What's strangest about the subject matter is how long it's gone unexplored. Surely we've all experienced the ending of a friendship. In fact, most of us will have more friends in our lifetimes than boyfriends or girlfriends and more friend break ups than divorces – yet we don't treat this particular kind of heartbreak with anywhere near the same kind of compassion we do our intimate partnerships.

There is no widespread social understanding of the pain we're experiencing, no "Nothing Compares 2 U, BFF" or "You've Lost That Buddy Feeling" songs to wallow in, and no "Ten Ways To Get Over A Friend Break Up" articles in Cosmo. Our other friends don't spend hours processing the break up with us, saying, "she probably just loved you too much and it scared her" or "you'll forget all about him as soon as you make a new friend".

It's as though we're expected to feel nothing at all. Which is a pity because losing a friend can be far more painful – and certainly more bewildering – than losing a lover.

The feelings of rejection are all there, but tenfold. When romantic relationships end, it often makes sense. We place expectations on our intimate partnerships that are incredibly high, often unrealistic, and that foster codependence. You end up having the same fights over and over again, often related to the fact that you've decided to live in the same house with this person for the rest of your life, and to share money as well as tiny, stinky, screaming humans. It's not exactly a recipe for success.

But when a person you've known and chosen to spend time with for 20 years, by choice – no contracts, no shared property or beds, no children to raise, no money issues to fight over, no sexual or domestic expectations, no attempts to control who the other befriends or spends time with – suddenly wants nothing to do with you and offers no explanation? That's hard.

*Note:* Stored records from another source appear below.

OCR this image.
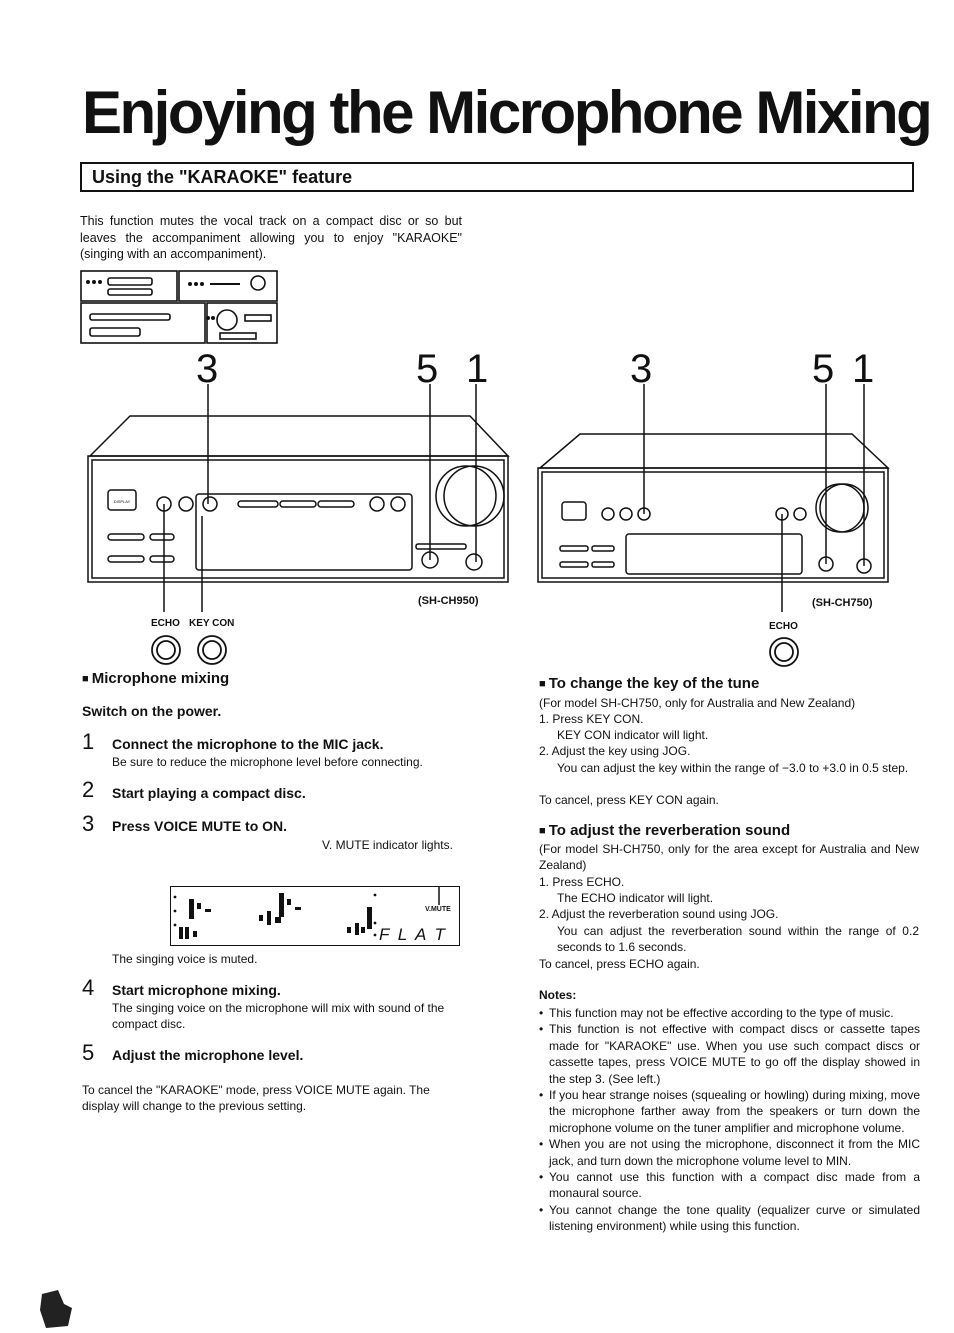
Enjoying the Microphone Mixing
Using the "KARAOKE" feature
This function mutes the vocal track on a compact disc or so but leaves the accompaniment allowing you to enjoy "KARAOKE" (singing with an accompaniment).
3	5 1
DISPLAY
(SH-CH950)
ECHO KEY CON
3	5 1
(SH-CH750)
ECHO
■ Microphone mixing
Switch on the power.
1 Connect the microphone to the MIC jack.
Be sure to reduce the microphone level before connecting.
2 Start playing a compact disc.
3 Press VOICE MUTE to ON.
V. MUTE indicator lights.
V.MUTE
F L A T
The singing voice is muted.
4 Start microphone mixing.
The singing voice on the microphone will mix with sound of the compact disc.
5 Adjust the microphone level.
To cancel the "KARAOKE" mode, press VOICE MUTE again. The display will change to the previous setting.
■ To change the key of the tune
(For model SH-CH750, only for Australia and New Zealand)
1. Press KEY CON.
KEY CON indicator will light.
2. Adjust the key using JOG.
You can adjust the key within the range of −3.0 to +3.0 in 0.5 step.
To cancel, press KEY CON again.
■ To adjust the reverberation sound
(For model SH-CH750, only for the area except for Australia and New Zealand)
1. Press ECHO.
The ECHO indicator will light.
2. Adjust the reverberation sound using JOG.
You can adjust the reverberation sound within the range of 0.2 seconds to 1.6 seconds.
To cancel, press ECHO again.
Notes:
• This function may not be effective according to the type of music.
• This function is not effective with compact discs or cassette tapes made for "KARAOKE" use. When you use such compact discs or cassette tapes, press VOICE MUTE to go off the display showed in the step 3. (See left.)
• If you hear strange noises (squealing or howling) during mixing, move the microphone farther away from the speakers or turn down the microphone volume on the tuner amplifier and microphone volume.
• When you are not using the microphone, disconnect it from the MIC jack, and turn down the microphone volume level to MIN.
• You cannot use this function with a compact disc made from a monaural source.
• You cannot change the tone quality (equalizer curve or simulated listening environment) while using this function.
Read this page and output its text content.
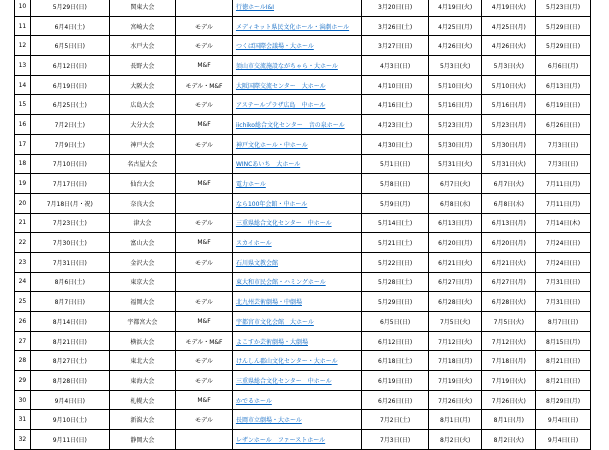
10	5月29日(日)	関東大会		行徳ホールI&I	3月20日(日)	4月19日(火)	4月19日(火)	5月23日(月)
11	6月4日(土)	宮崎大会	モデル	メディキット県民文化ホール・演劇ホール	3月26日(土)	4月25日(月)	4月25日(月)	5月29日(日)
12	6月5日(日)	水戸大会	モデル	つくば国際会議場・大ホール	3月27日(日)	4月26日(火)	4月26日(火)	5月29日(日)
13	6月12日(日)	長野大会	M&F	須山市交流施設ながちゃら・大ホール	4月3日(日)	5月3日(火)	5月3日(火)	6月6日(月)
14	6月19日(日)	大阪大会	モデル・M&F	大阪国際交流センター　大ホール	4月10日(日)	5月10日(火)	5月10日(火)	6月13日(月)
15	6月25日(土)	広島大会	モデル	アステールプラザ広島　中ホール	4月16日(土)	5月16日(月)	5月16日(月)	6月19日(日)
16	7月2日(土)	大分大会	M&F	iichiko総合文化センター　音の泉ホール	4月23日(土)	5月23日(月)	5月23日(月)	6月26日(日)
17	7月9日(土)	神戸大会	モデル	神戸文化ホール・中ホール	4月30日(土)	5月30日(月)	5月30日(月)	7月3日(日)
18	7月10日(日)	名古屋大会		WINCあいち　大ホール	5月1日(日)	5月31日(火)	5月31日(火)	7月3日(日)
19	7月17日(日)	仙台大会	M&F	電力ホール	5月8日(日)	6月7日(火)	6月7日(火)	7月11日(月)
20	7月18日(月・祝)	奈良大会		なら100年会館・中ホール	5月9日(月)	6月8日(水)	6月8日(水)	7月11日(月)
21	7月23日(土)	津大会	モデル	三重県総合文化センター　中ホール	5月14日(土)	6月13日(月)	6月13日(月)	7月14日(木)
22	7月30日(土)	富山大会	M&F	スカイホール	5月21日(土)	6月20日(月)	6月20日(月)	7月24日(日)
23	7月31日(日)	金沢大会	モデル	石川県文教会館	5月22日(日)	6月21日(火)	6月21日(火)	7月24日(日)
24	8月6日(土)	東京大会		東大和市民会館・ハミングホール	5月28日(土)	6月27日(月)	6月27日(月)	7月31日(日)
25	8月7日(日)	福岡大会	モデル	北九州芸術劇場・中劇場	5月29日(日)	6月28日(火)	6月28日(火)	7月31日(日)
26	8月14日(日)	宇都宮大会	M&F	宇都宮市文化会館　大ホール	6月5日(日)	7月5日(火)	7月5日(火)	8月7日(日)
27	8月21日(日)	横浜大会	モデル・M&F	よこすか芸術劇場・大劇場	6月12日(日)	7月12日(火)	7月12日(火)	8月15日(月)
28	8月27日(土)	東北大会	モデル	けんしん郡山文化センター・大ホール	6月18日(土)	7月18日(月)	7月18日(月)	8月21日(日)
29	8月28日(日)	東海大会	モデル	三重県総合文化センター　中ホール	6月19日(日)	7月19日(火)	7月19日(火)	8月21日(日)
30	9月4日(日)	札幌大会	M&F	かでるホール	6月26日(日)	7月26日(火)	7月26日(火)	8月29日(月)
31	9月10日(土)	新潟大会	モデル	長岡市立劇場・大ホール	7月2日(土)	8月1日(月)	8月1日(月)	9月4日(日)
32	9月11日(日)	静岡大会		レザンホール　ファーストホール	7月3日(日)	8月2日(火)	8月2日(火)	9月4日(日)
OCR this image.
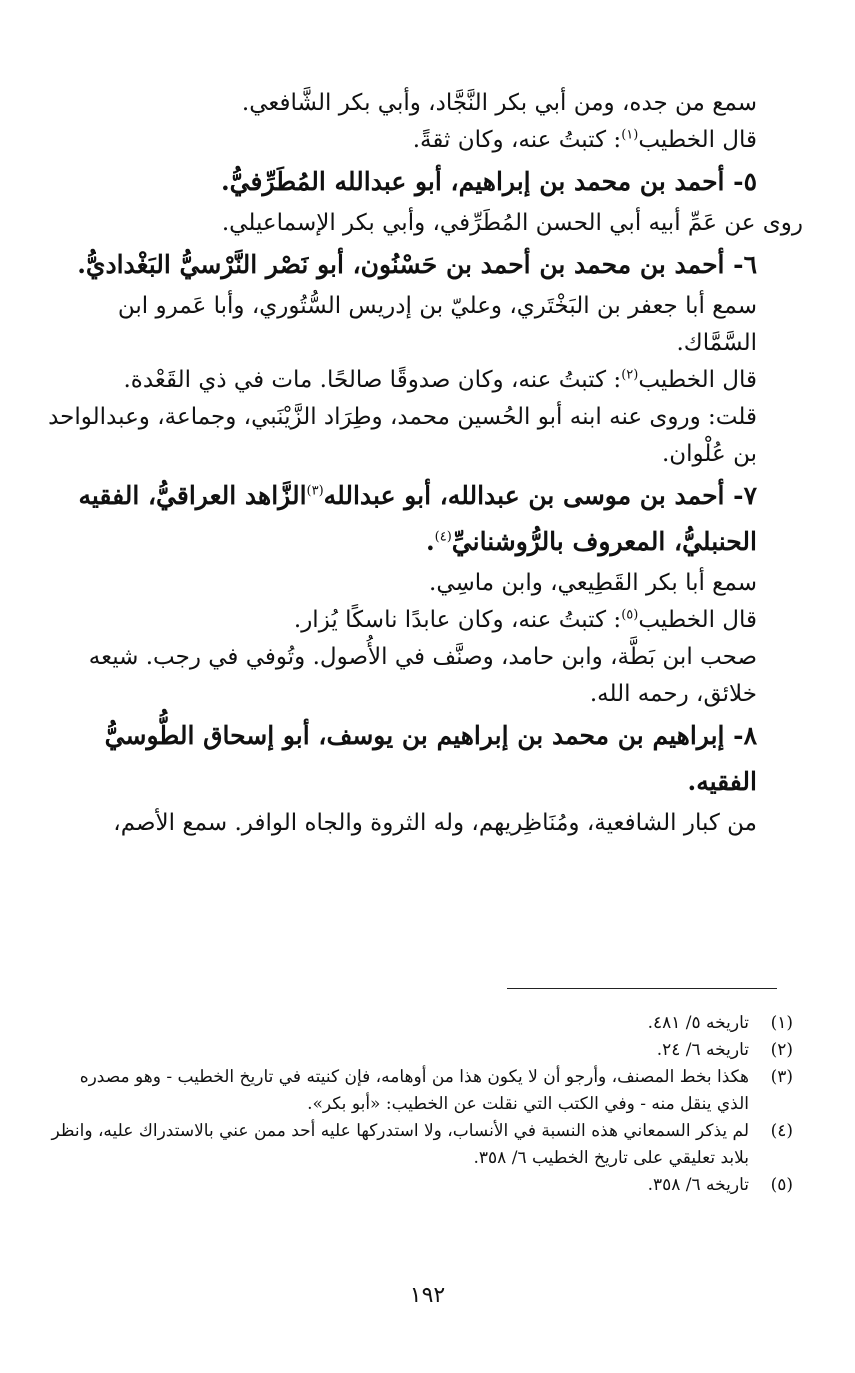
سمع من جده، ومن أبي بكر النَّجَّاد، وأبي بكر الشَّافعي.

قال الخطيب$^{(١)}$: كتبتُ عنه، وكان ثقةً.

٥- أحمد بن محمد بن إبراهيم، أبو عبدالله المُطَرِّفيُّ.

روى عن عَمِّ أبيه أبي الحسن المُطَرِّفي، وأبي بكر الإسماعيلي.

٦- أحمد بن محمد بن أحمد بن حَسْنُون، أبو نَصْر النَّرْسيُّ البَغْداديُّ.

سمع أبا جعفر بن البَخْتَري، وعليّ بن إدريس السُّتُوري، وأبا عَمرو ابن السَّمَّاك.

قال الخطيب$^{(٢)}$: كتبتُ عنه، وكان صدوقًا صالحًا. مات في ذي القَعْدة.

قلت: وروى عنه ابنه أبو الحُسين محمد، وطِرَاد الزَّيْنَبي، وجماعة، وعبدالواحد بن عُلْوان.

٧- أحمد بن موسى بن عبدالله، أبو عبدالله$^{(٣)}$الزَّاهد العراقيُّ، الفقيه الحنبليُّ، المعروف بالرُّوشنانيِّ$^{(٤)}$.

سمع أبا بكر القَطِيعي، وابن ماسِي.

قال الخطيب$^{(٥)}$: كتبتُ عنه، وكان عابدًا ناسكًا يُزار.

صحب ابن بَطَّة، وابن حامد، وصنَّف في الأُصول. وتُوفي في رجب. شيعه خلائق، رحمه الله.

٨- إبراهيم بن محمد بن إبراهيم بن يوسف، أبو إسحاق الطُّوسيُّ الفقيه.

من كبار الشافعية، ومُنَاظِريهم، وله الثروة والجاه الوافر. سمع الأصم،

(١)
تاريخه ٥/ ٤٨١.
(٢)
تاريخه ٦/ ٢٤.
(٣)
هكذا بخط المصنف، وأرجو أن لا يكون هذا من أوهامه، فإن كنيته في تاريخ الخطيب - وهو مصدره الذي ينقل منه - وفي الكتب التي نقلت عن الخطيب: «أبو بكر».
(٤)
لم يذكر السمعاني هذه النسبة في الأنساب، ولا استدركها عليه أحد ممن عني بالاستدراك عليه، وانظر بلابد تعليقي على تاريخ الخطيب ٦/ ٣٥٨.
(٥)
تاريخه ٦/ ٣٥٨.
١٩٢
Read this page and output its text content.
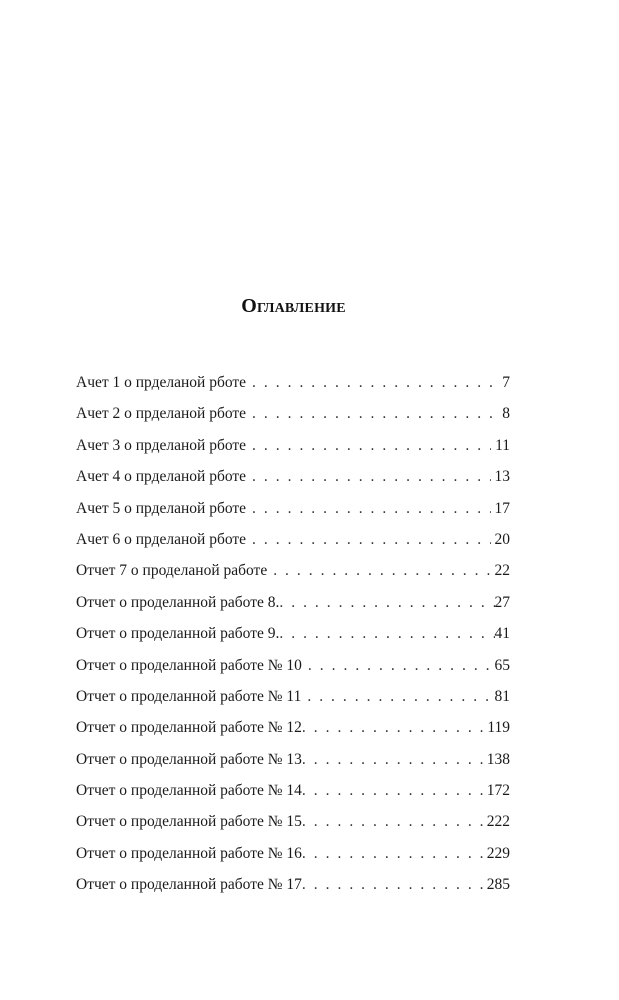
Оглавление
Ачет 1 о прделаной рботе . . .	7
Ачет 2 о прделаной рботе . . .	8
Ачет 3 о прделаной рботе . . .	11
Ачет 4 о прделаной рботе . . .	13
Ачет 5 о прделаной рботе . . .	17
Ачет 6 о прделаной рботе . . .	20
Отчет 7 о проделаной работе . . .	22
Отчет о проделанной работе 8. . . .	27
Отчет о проделанной работе 9. . . .	41
Отчет о проделанной работе № 10 . . .	65
Отчет о проделанной работе № 11 . . .	81
Отчет о проделанной работе № 12 . . .	119
Отчет о проделанной работе № 13 . . .	138
Отчет о проделанной работе № 14 . . .	172
Отчет о проделанной работе № 15 . . .	222
Отчет о проделанной работе № 16 . . .	229
Отчет о проделанной работе № 17 . . .	285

I mean, you were friends for a reason, and the reason was simple: you liked each other. So what does it mean when a friend leaves you? There are few explanations aside from, "I guess he just doesn't like me, as a person." Talk about a blow to your heart.

In many ways we set ourselves up for this kind of pain and don't leave room to address our friendship break ups in any way that feels like the "closure" we seek at the end of a romantic relationship. As a society, we place far more value on intimate partnerships (particularly heterosexual ones) than we do on friendship. We do this despite our friends being more likely to be the ones that stick with us until the bitter end, less likely to hurt us as badly as our exes have, and more likely to actually be there through thick and thin, rather than abandoning us and trading us in for a newer, younger friend-model.

We don't tend to choose our friends for superficial reasons, because of hormones, or because of too much whiskey – we choose them because we enjoy their company, because we find them interesting or funny, or because we have shared interests and histories. Naturally, as we get older and our lives change, friends may grow apart as lovers do, but the concerted, sudden, one-sided ending of a friendship doesn't get the respect or attention it deserves. It's socially acceptable.

After Will had avoided making plans with me for months and failed to invite me to his birthday party, I realised this was not just in my head. I finally confronted him – resentful that I'd had to ask, and in effect point out the obvious. I learned little beyond that he had made a decision to no longer be my friend.

I sobbed to my boyfriend the way I would had someone died – but other than that, I was mostly alone in my grief. I felt like I had to simply push that particular heartache out of my mind and move forward as though nothing had happened. Yet I still miss my friend more than I do any ex-boyfriend.

Meghan Murphy is a writer from Vancouver, B.C. Her website is Feminist Current.